The U.S. team was 20 total players, 12 of which were from Minnesota, including Saint Paul native (my home city) and Head Coach Herb Brooks. A nice background can be gained from renting (sorry, “hiring”) the movie Miracle, but to summarize, the team was composed entirely of amateurs. The Soviets, in contrast, were essentially professional athletes in the way they trained and were compensated, and their results showed it. The Soviets had defeated the U.S. National Hockey League All-Stars 6-0 the year prior to the Olympics, and won the Olympic Games in 1956, 1964, 1968, 1972, and 1976, winning 27 games, losing one, and tying one across that span. The week prior to the 1980 Games, the U.S. team played the Soviets in their last exhibition game and was subsequently blown out, 10-3.
However, the U.S. team caught fire when the Olympics started. Most famously, as sportscaster Al Michaels called off the final moments of the American victory over the Soviets, he rhetorically asked, “Do you believe in miracles?” The team went on to beat Finland to secure the Gold Medal.
I was still in diapers when the game actually happened, but the narrative remains embedded in my memory.

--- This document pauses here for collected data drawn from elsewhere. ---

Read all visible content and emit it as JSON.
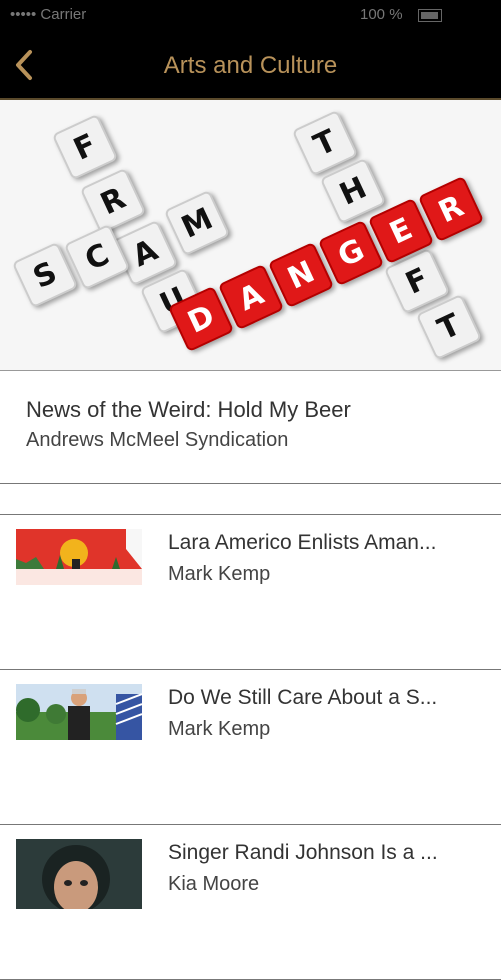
{
  "status_bar": {
    "carrier": "••••• Carrier",
    "battery": "100 %"
  },
  "header": {
    "title": "Arts and Culture"
  },
  "hero_tiles": [
    "F",
    "R",
    "A",
    "U",
    "D",
    "S",
    "C",
    "A",
    "M",
    "T",
    "H",
    "E",
    "F",
    "T",
    "D",
    "A",
    "N",
    "G",
    "E",
    "R"
  ],
  "featured": {
    "title": "News of the Weird: Hold My Beer",
    "source": "Andrews McMeel Syndication"
  },
  "articles": [
    {
      "title": "Lara Americo Enlists Aman...",
      "author": "Mark Kemp"
    },
    {
      "title": "Do We Still Care About a S...",
      "author": "Mark Kemp"
    },
    {
      "title": "Singer Randi Johnson Is a ...",
      "author": "Kia Moore"
    }
  ],
  "colors": {
    "bar": "#000000",
    "accent": "#b8925a",
    "danger_red": "#e01818"
  }
}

Hundreds of frozen hours spent on winter ponds pretending to be a Team U.S.A. player cemented a desire to represent my country. I never lost sight of that passion that can make miracles possible. I still believe that.
Although I grew to be a decent player, I was never quite big enough, and consequently never made it past college (university) hockey. I never got to represent the United States on the ice, and the longing to do so shifted in a different direction: military service. I attended West Point, and have proudly served several years overseas with an American flag on my shoulder. I have a meaningful attachment to my country that gives me hope for and a stake in its future. Cynics might decry this as a sort of lustful nationalism that is blind to faults. Not true: love of country can be fully aware of mistakes and imperfections in addition to strengths. This is the basis for many (well, let’s face it, all) successful marriages.
For me, this process began with the story of the 1980 Olympic hockey team. As such, it seems that athletic events can extend beyond the playing surface. General Douglas MacArthur once said that, “On the fields of friendly strife are sown the seeds that on other days and other fields will bear the fruits of victory.” This is why I am pulling for the All Blacks and what I might have said to Coach Henry. The All Blacks are playing for much more than the Webb Ellis Cup, just as those Minnesota boys were playing for much more than a victory against the Soviets.
The All Blacks are playing to bring the country together, if just for a while. They’re playing to bring energy to the country, a positive sense of excitement that one can’t find at a protest or Parliament. They’re playing to bring out the best in New Zealanders as citizens, fans, and people. Most importantly, this Rugby World Cup is about creating a great new narrative or shared memory for the next generation. Like Kippenberger’s leadership, Hillary’s ascent, Jackson’s creativity and Apiata’s courage, an All Black victory could be a rallying point that reminds the young ones of New Zealand’s greatness. It might inspire some to take a little less money to stay home to be a teacher, firefighter, doctor, or even join the military to serve Aotearoa.
I’d close my little pep talk with Coach Henry with this: Nike ran an advertisement during the (other) World Cup with the tagline, “Write the future.” This, Coach Henry, is your team’s chance to write this amazing country’s future. Think hard, hold the pen steady, and I wish you all the best.

Author: ML Cavanaugh

Unequal parts strategist, assistant professor, wordsmith, runner, wine-o, reader, philosopher of firepower, and hopeless lover of three ladies named Rachel, Grace, and Georgie.